Well today’s post is an admission of insecurities and fears. So buckle up and get ready for a ride from the mom-to-be. Today I come to you feeling like the new mom. As I begin the third trimester I have been hit with a truck size load of worries, fears, and insecurities. I am coming to the fast conclusion that life is on the brink of changing. Did any of you mama’s feel this way?
Changes: Life has changed but it is really going to change come October. Less date nights!! Yikes I look forward to this time with my hubby and love how it keeps the hubster and I connected. Freedom. Other moms have told me that I will value my alone time once the baby is here. Is it really going to be so scarce that I recognize the value of it?

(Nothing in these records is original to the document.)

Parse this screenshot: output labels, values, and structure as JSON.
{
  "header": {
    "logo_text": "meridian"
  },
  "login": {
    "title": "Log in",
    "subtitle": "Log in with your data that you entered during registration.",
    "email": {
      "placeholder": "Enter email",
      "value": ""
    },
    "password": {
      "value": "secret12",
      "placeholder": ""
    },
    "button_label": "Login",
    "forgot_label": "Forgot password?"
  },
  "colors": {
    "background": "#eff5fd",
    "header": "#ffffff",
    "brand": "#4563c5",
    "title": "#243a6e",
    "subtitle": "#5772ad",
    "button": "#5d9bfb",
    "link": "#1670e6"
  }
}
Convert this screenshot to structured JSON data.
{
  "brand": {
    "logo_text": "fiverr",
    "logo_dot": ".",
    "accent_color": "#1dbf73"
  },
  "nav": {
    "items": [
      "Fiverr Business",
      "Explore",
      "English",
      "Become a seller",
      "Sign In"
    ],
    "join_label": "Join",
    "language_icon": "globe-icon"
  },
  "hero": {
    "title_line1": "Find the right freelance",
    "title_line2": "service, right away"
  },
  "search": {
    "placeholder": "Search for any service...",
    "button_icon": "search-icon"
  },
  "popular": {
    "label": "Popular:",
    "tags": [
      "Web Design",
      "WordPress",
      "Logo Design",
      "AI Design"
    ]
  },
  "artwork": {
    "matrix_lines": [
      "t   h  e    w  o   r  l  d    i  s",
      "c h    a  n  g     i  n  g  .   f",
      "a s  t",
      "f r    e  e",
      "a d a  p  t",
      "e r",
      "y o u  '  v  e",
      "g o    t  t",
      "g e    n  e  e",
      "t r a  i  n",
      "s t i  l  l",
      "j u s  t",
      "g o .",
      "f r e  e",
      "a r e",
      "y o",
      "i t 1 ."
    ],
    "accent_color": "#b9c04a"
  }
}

Worries: Becoming a parent is a blessing and a privilege in my opinion. With this being said it is the task of a lifetime. You are responsible for this life. A life that you will inevitable shape and mold. How can you be for sure you are doing a good job? How can you feel secure when you get ready to leave your child with someone else? How can you feel secure going to sleep those first few nights? (I assure you that I am not typically a worrier, but parenthood has brought this out in me. Is this normal?
And finally. . . .
My insecurities: How do I know that I will not pass on my faults to this child? I am by NO means perfect and am a work in progress. With this being said I don’t expect my child to be perfect but I want this child to not make the same mistakes I have made is this a realistic expectation.?
So let me hear from you mama’s to be are you feeling at all like me?
And mom’s out there, what can we do to prepare ourselves from these worries?